The ANC has governed over some of the worst grime of corruption, poor or no service delivery, the demise of state-owned enterprises (SOEs), rampant crime, unemployment and poverty. No amount of spin has been able to save face for the 110-year-old former liberation movement.

And therein lies the rub. The ANC’s public relations machinery is overly defensive. The party loves the benefits of power but hates its inevitable unpopularity. What’s that they say again about having your cake and eating it? How unfortunate.

The ANC does not realise the value of self-criticism and what this could do for its public image. To be self-disparaging is the best way to accept one’s fallibility and human nature. Self-criticism has a way of endearing us to others including, but not always, our detractors.

One of the benefits of accepting your wrongs – and apologising when you have erred – is that you weaken your opponents. What more can people say or do once you have said sorry? Very few people take pleasure in kicking a man when he is down.

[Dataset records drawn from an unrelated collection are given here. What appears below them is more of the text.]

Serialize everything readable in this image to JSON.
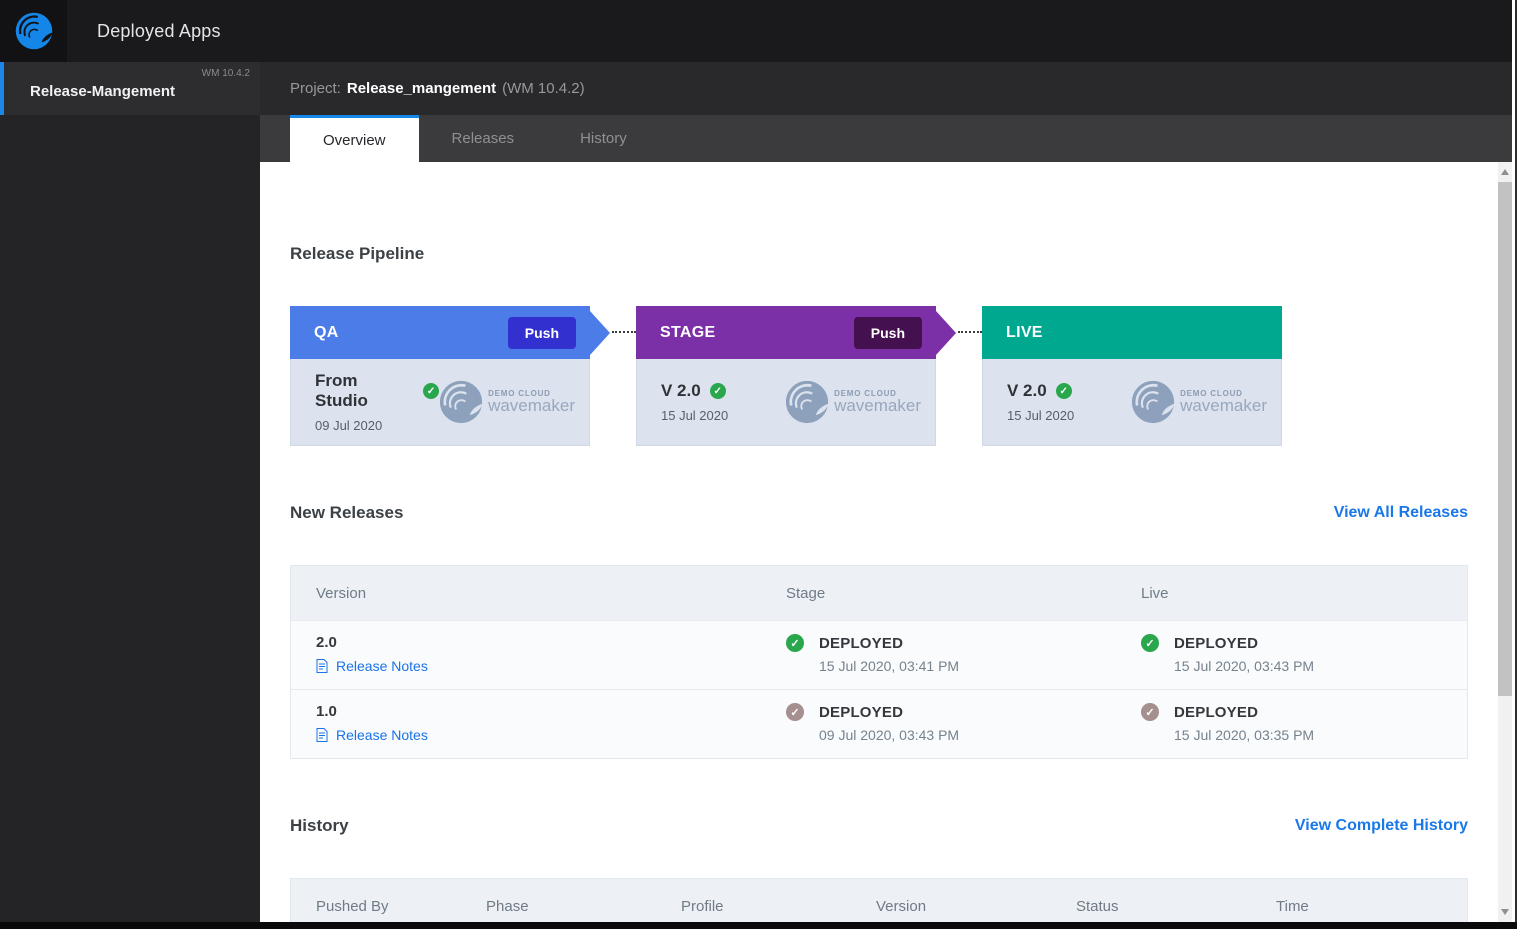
{
  "topbar": {
    "title": "Deployed Apps"
  },
  "sidebar": {
    "project": {
      "name": "Release-Mangement",
      "version": "WM 10.4.2"
    }
  },
  "header": {
    "label": "Project:",
    "name": "Release_mangement",
    "version": "(WM 10.4.2)"
  },
  "tabs": [
    {
      "label": "Overview",
      "active": true
    },
    {
      "label": "Releases",
      "active": false
    },
    {
      "label": "History",
      "active": false
    }
  ],
  "pipeline": {
    "title": "Release Pipeline",
    "brand": {
      "line1": "DEMO CLOUD",
      "line2": "wavemaker"
    },
    "stages": [
      {
        "name": "QA",
        "header_color": "#4b7ce8",
        "push_label": "Push",
        "push_color": "#3231cf",
        "version": "From Studio",
        "date": "09 Jul 2020"
      },
      {
        "name": "STAGE",
        "header_color": "#7c30a8",
        "push_label": "Push",
        "push_color": "#45104f",
        "version": "V 2.0",
        "date": "15 Jul 2020"
      },
      {
        "name": "LIVE",
        "header_color": "#00a88f",
        "version": "V 2.0",
        "date": "15 Jul 2020"
      }
    ]
  },
  "new_releases": {
    "title": "New Releases",
    "link": "View All Releases",
    "columns": [
      "Version",
      "Stage",
      "Live"
    ],
    "notes_label": "Release Notes",
    "rows": [
      {
        "version": "2.0",
        "stage": {
          "status": "DEPLOYED",
          "time": "15 Jul 2020, 03:41 PM",
          "color": "#2aa74c"
        },
        "live": {
          "status": "DEPLOYED",
          "time": "15 Jul 2020, 03:43 PM",
          "color": "#2aa74c"
        }
      },
      {
        "version": "1.0",
        "stage": {
          "status": "DEPLOYED",
          "time": "09 Jul 2020, 03:43 PM",
          "color": "#a58f8f"
        },
        "live": {
          "status": "DEPLOYED",
          "time": "15 Jul 2020, 03:35 PM",
          "color": "#a58f8f"
        }
      }
    ]
  },
  "history": {
    "title": "History",
    "link": "View Complete History",
    "columns": [
      "Pushed By",
      "Phase",
      "Profile",
      "Version",
      "Status",
      "Time"
    ]
  },
  "colors": {
    "accent_blue": "#1589ea",
    "link_blue": "#1a78e8",
    "status_green": "#2aa74c",
    "status_gray": "#a58f8f",
    "wave_blue": "#1486e8",
    "wave_gray": "#8da0bc"
  }
}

The ANC does not only attract criticism for its apparent failures in government and the rampant corruption during its stay in power, it also draws the ire of many for its refusal to introspect and accept publicly where it does wrong.

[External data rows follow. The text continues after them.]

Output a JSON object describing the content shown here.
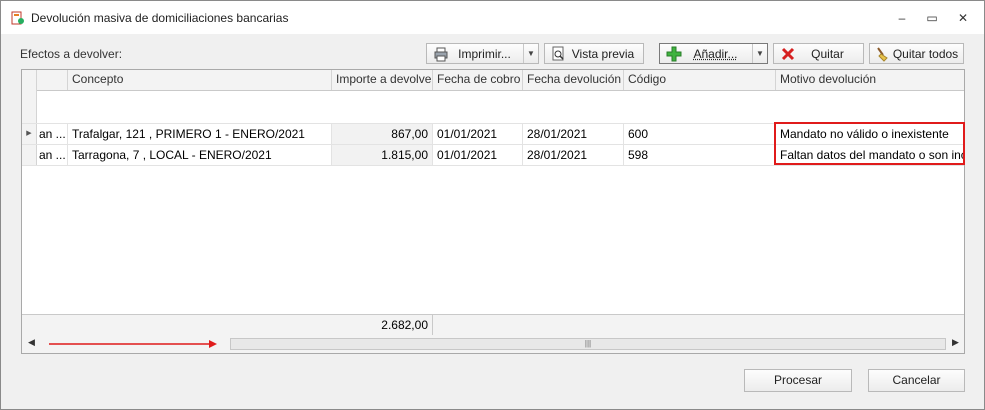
{
  "window": {
    "title": "Devolución masiva de domiciliaciones bancarias",
    "minimize_glyph": "–",
    "restore_glyph": "▭",
    "close_glyph": "✕"
  },
  "toolbar": {
    "label": "Efectos a devolver:",
    "print": "Imprimir...",
    "preview": "Vista previa",
    "add": "Añadir...",
    "remove": "Quitar",
    "remove_all": "Quitar todos"
  },
  "grid": {
    "columns": [
      "Concepto",
      "Importe a devolver",
      "Fecha de cobro",
      "Fecha devolución",
      "Código",
      "Motivo devolución"
    ],
    "rows": [
      {
        "col1": "an ...",
        "concepto": "Trafalgar, 121 , PRIMERO 1 - ENERO/2021",
        "importe": "867,00",
        "fecha_cobro": "01/01/2021",
        "fecha_devolucion": "28/01/2021",
        "codigo": "600",
        "motivo": "Mandato no válido o inexistente"
      },
      {
        "col1": "an ...",
        "concepto": "Tarragona, 7 , LOCAL - ENERO/2021",
        "importe": "1.815,00",
        "fecha_cobro": "01/01/2021",
        "fecha_devolucion": "28/01/2021",
        "codigo": "598",
        "motivo": "Faltan datos del mandato o son inc..."
      }
    ],
    "total": "2.682,00"
  },
  "buttons": {
    "process": "Procesar",
    "cancel": "Cancelar"
  },
  "icons": {
    "app": "document-gear-icon",
    "print": "printer-icon",
    "preview": "magnifier-icon",
    "add": "plus-icon",
    "remove": "red-x-icon",
    "remove_all": "broom-icon"
  },
  "colors": {
    "highlight": "#e01b1b",
    "add_icon": "#3fb33f"
  }
}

It’s always somebody else’s fault – the corruptor, apartheid and lately the Constitution, as we heard from Tourism Minister Lindiwe Sisulu this week.

In its defence, the ANC prides itself in its deep internal democracy. Matters and policies are debated vigorously inside the party before positions are reached. And once those decisions are reached, they are owned and defended by everyone. The party calls this democratic centralism. Plausible but highly inadequate.

Surely the councillor who steals money meant for water and sanitation is not doing so under democratic centralism.

It is unfathomable that the SOE bosses who sold family silver to the Guptas were sanctioned by democratic centralism. How could it be possible that democratic centralism gave the blessing to all those party apparatchiks that looted the budget aimed to fight Covid-19?

Therefore in this instance Mboweni’s acerbic attack on a party elder is refreshing and good for the ANC.

It’s a reminder that the party is not almighty. It is the clearest statement that it is not a party of homogenous stooges that parrot one another. What party of intellectuals could ever frown upon debate and dissent? That is the DNA of intellectualism.

The ANC must not only criticise the ANC at conferences and closed meetings. Not only is it no longer an underground party, it is now governing.

It accounts to more than itself. What is good for the ANC is not enough; the party must seek to do what is good for most, assuming that it can’t please everyone.

Mboweni’s pronouncements, and indeed those of Motlanthe before him, are good for the ANC. The myopic way is to look at them as hanging dirty laundry in public. In the game of continuously winning hearts and minds, this is mature and self-assured.

The current ANC reputation is that of a party with its head in the sand. And the thing about putting your head in the sand is that it tends to put your ass in the air for everyone to shoot at it.

You do not improve your brand and reputation by being self-righteous.